That couldn’t last, of course.
The company erected billboards (pictured above) to promote their hot-crossed buns, available for a limited time: “A bit like Jesus.” You can imagine what came next.
Lloyd Ashton, media officer Anglican Church told the New Zealand Herald that “the campaign was disrespectful to many religions and the people who followed them.” (Anglicans do know that while there are many flavours of Christianity, it’s considered one religion, right? If so, how is it disrespecting, oh, say, Buddhists?). He said:
“They [the billboards] join a long line of advertising that's in questionable taste that slings off [at] things that lots of people hold precious. It's disrespectful to what a lot of people hold very dear."And that’s actually true. But Ashton did himself no favours later by turning snotty:
"The ad is another example of already over-remunerated ad people getting paid more to churn out 'risque' ads. They've dared here to take a clumsy poke at something that numbers of people hold sacred."He can’t possibly know whether the remuneration received by the ad people is too high, too low or just right. That comment was just plain bitchy (and, I could add, not very Christian).
Hell Pizza director Warren Powell predictably suggested the billboard would spark “debate”. But then he added, with refreshing candor:
"We expected it would spark some debate and some talking between people in the offices. Which is good. It means our marketing budget works a little bit harder.”This may have stopped there, another tempest in a teacup, were it not for St. Matthew-in-the-City, a progressive Anglican church that disagreed with Lloyd Ashton and put up its own billboard (pictured below). The church has had its own controversy about billboards, so this wasn’t unusual for them.

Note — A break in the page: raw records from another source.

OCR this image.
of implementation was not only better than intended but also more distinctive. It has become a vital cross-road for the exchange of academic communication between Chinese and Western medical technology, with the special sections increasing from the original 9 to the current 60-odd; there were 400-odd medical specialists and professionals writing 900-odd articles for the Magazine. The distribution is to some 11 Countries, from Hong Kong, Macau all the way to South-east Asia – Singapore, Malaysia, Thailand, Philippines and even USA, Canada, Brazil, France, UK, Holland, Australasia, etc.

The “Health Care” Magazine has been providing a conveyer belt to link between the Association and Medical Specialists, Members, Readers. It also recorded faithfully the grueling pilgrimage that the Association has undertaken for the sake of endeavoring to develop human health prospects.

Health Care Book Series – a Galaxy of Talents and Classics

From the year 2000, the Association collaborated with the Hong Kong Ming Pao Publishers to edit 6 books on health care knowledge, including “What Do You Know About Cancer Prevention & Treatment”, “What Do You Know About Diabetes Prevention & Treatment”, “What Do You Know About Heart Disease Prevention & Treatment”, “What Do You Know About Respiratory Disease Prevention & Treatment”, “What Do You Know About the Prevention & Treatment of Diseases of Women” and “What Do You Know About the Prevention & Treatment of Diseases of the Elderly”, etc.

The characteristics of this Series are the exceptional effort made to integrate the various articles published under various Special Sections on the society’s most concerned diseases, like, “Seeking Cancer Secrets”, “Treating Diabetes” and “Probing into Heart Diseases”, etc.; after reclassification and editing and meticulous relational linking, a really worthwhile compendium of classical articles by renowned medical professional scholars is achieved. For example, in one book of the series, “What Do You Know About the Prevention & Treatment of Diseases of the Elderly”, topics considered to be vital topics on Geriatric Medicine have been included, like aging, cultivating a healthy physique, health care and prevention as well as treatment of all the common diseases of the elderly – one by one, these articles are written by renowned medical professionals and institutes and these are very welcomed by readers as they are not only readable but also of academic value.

Priest-in-charge Clay Nelson told the Herald that, "The purpose of the billboard is to suggest that you can't put all Christians in the same box." Fair enough, and I’m always glad when liberal Christians stand up for their beliefs, providing some balance to conservatives.
Nelson also made a good point: “Sometimes we do take on our fellow co-religionists to say 'look, by making a fuss about this all you did was give them even more publicity—is that because you like Hell Pizza so much, or what?'”
That point is often lost on liberals and conservatives alike. But I also like another of his points: "We are just reminding people we shouldn't take ourselves so seriously about such things."
And that, for me, is the bottom line: The fate of the universe will not be determined by the existence of these billboards—either billboard. If we freak out every time someone says something we don’t like, pretty soon we’re in permanent freak-out mode and eventually no one will take us seriously about anything.
So, this is kind of a cautionary tale about reaction and over-reaction, and about how either can end up helping spread awareness of whatever’s upsetting us. We really ought to be sure it’s serious enough to warrant all that. To me, this is not one of those times.